Le carcinome épidermoïde du col de l'utérus (CESC), le sous-type de cancer du col de l'utérus le plus répandu, reste un fardeau majeur pour la santé mondiale, principalement dû à une infection persistante à haut risque par le VPH et à une susceptibilité génétique.
Une équipe de recherche dirigée par le professeur Ruozheng Wang, avec M. Peiwen Fan, M. Danning Dong, le Dr Yanning Feng et le Dr Xiaonan Zhu de l'hôpital affilié aux tumeurs de l'université médicale du Xinjiang, a utilisé le séquençage de l'ARN unicellulaire (scRNA-seq) et l'immunohistochimie multiplexe (mIHC) pour délimiter le paysage moléculaire du CESC à un stade précoce. Ce travail met en lumière l’hétérogénéité des kératinocytes induite par le VPH et le remodelage du microenvironnement tumoral (TME) au cours de la carcinogenèse, offrant ainsi des informations essentielles sur la découverte de cibles thérapeutiques. L'étude a été publiée dans le Journal médical chinois le 20 octobre 2025.

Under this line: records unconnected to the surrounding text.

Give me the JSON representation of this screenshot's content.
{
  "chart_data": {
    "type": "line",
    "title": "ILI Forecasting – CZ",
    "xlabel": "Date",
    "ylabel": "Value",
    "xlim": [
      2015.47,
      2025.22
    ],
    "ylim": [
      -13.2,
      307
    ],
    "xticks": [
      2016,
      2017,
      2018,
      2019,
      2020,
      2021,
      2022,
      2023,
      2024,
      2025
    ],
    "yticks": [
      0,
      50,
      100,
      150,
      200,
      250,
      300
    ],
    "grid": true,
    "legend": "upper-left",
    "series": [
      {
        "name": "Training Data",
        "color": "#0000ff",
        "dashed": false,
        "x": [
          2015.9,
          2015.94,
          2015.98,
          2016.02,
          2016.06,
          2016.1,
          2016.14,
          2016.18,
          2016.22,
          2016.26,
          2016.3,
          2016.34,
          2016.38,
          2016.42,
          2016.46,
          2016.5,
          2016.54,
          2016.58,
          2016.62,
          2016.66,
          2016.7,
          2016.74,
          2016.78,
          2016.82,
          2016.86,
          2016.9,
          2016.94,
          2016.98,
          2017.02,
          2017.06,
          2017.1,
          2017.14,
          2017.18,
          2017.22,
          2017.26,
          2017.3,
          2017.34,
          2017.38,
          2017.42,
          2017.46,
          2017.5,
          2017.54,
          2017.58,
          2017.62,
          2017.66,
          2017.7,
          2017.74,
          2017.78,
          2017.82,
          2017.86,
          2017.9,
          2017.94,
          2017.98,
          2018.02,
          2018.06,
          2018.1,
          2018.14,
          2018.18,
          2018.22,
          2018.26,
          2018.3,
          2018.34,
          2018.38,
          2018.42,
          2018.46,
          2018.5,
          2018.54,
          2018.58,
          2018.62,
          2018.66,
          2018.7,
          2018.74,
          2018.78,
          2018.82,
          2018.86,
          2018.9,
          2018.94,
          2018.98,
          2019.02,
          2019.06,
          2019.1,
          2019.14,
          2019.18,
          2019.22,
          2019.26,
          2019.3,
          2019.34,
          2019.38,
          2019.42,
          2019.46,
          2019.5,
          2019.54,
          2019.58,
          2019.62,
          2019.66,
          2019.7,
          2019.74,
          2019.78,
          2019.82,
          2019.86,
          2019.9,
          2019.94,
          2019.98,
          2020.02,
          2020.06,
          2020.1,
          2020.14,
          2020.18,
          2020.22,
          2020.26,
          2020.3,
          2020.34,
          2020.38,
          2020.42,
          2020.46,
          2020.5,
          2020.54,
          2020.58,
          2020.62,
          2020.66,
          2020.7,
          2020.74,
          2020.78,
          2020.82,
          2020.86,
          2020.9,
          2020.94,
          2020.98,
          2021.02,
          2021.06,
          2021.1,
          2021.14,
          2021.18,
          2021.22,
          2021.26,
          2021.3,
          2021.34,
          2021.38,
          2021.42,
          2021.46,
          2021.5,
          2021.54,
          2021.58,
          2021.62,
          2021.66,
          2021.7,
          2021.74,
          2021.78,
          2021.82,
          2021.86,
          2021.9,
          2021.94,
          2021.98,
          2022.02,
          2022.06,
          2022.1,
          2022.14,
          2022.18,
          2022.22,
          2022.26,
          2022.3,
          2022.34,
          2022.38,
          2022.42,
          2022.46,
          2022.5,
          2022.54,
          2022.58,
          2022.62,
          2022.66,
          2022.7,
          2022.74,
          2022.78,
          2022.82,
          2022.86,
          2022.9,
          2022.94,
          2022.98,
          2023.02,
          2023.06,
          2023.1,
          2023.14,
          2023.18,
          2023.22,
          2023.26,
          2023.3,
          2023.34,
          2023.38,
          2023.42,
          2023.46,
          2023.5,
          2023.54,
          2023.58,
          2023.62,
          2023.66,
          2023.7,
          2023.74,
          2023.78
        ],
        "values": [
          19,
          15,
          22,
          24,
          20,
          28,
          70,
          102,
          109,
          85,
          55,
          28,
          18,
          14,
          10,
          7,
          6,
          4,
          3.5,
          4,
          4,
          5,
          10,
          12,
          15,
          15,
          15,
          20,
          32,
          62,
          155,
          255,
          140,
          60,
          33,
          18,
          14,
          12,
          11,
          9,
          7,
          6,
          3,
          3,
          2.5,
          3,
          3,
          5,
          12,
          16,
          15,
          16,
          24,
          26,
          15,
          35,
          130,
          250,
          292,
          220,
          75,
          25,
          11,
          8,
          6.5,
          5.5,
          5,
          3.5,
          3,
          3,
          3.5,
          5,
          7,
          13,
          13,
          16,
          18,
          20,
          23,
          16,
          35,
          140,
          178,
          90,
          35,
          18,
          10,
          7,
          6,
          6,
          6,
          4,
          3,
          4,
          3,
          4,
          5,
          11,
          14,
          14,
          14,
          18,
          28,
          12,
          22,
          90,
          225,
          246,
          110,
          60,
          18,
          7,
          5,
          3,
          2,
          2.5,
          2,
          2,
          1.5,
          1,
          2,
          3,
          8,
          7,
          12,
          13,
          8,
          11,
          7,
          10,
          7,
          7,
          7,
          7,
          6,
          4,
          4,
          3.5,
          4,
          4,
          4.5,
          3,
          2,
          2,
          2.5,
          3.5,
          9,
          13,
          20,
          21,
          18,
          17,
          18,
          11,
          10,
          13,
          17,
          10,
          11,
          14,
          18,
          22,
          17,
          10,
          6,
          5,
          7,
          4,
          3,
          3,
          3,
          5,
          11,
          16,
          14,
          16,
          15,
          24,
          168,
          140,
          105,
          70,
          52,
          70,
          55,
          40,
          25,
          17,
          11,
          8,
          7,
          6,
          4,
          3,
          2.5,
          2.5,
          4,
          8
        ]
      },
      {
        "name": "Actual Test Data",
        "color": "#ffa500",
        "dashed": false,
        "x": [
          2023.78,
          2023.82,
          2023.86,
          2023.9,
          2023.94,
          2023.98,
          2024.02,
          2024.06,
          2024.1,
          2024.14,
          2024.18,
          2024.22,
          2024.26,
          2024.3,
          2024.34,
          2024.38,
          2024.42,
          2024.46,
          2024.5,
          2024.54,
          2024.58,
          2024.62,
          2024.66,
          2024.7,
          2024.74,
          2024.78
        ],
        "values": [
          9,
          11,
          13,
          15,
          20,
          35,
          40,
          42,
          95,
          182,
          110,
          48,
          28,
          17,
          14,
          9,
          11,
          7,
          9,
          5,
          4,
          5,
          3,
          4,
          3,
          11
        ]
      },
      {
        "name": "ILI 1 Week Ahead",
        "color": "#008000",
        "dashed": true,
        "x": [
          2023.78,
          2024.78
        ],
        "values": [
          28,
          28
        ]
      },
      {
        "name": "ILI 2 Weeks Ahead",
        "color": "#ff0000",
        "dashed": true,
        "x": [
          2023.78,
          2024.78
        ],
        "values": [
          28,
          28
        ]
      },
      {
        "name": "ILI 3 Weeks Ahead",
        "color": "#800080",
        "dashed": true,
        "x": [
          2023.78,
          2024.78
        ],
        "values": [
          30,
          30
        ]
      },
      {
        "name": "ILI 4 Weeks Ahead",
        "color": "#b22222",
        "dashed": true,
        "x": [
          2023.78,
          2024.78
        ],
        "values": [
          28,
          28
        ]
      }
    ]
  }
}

Le séquençage de l'ARN unicellulaire (scRNA-seq) de la tumeur et des tissus adjacents provenant de patients CESC à un stade précoce a identifié une population distincte de kératinocytes S100A7⁺PI3⁺ hautement enrichis en tumeurs et étroitement associés à l'infection par le VPH. La validation pronostique à l'aide de l'ensemble de données TCGA a montré qu'une infiltration accrue de ces cellules était significativement corrélée à de moins bons résultats pour les patients. Dans les tumeurs, des kératinocytes PI3⁺S100A7⁺ ont été trouvés à proximité spatiale des macrophages CD163⁺, s'engageant dans des interactions qui co-activaient des voies oncogènes clés, notamment le NF-κB, la signalisation du TNF et les interactions cytokine-récepteur. Ces réseaux de signalisation ont collectivement favorisé la prolifération, la différenciation et les métastases des tumeurs. Notamment, les patients présentant une infiltration élevée des deux types de cellules présentaient une survie globale nettement réduite.
Le sous-typage des fibroblastes a en outre révélé quatre populations distinctes. Parmi ceux-ci, les fibroblastes associés au cancer (CAF ; sous-type C1) étaient prédominants dans les tissus tumoraux et présentaient une forte activation des voies inflammatoires, tandis que les fibroblastes indifférenciés (sous-type C3) étaient plus abondants dans les tissus non cancéreux adjacents.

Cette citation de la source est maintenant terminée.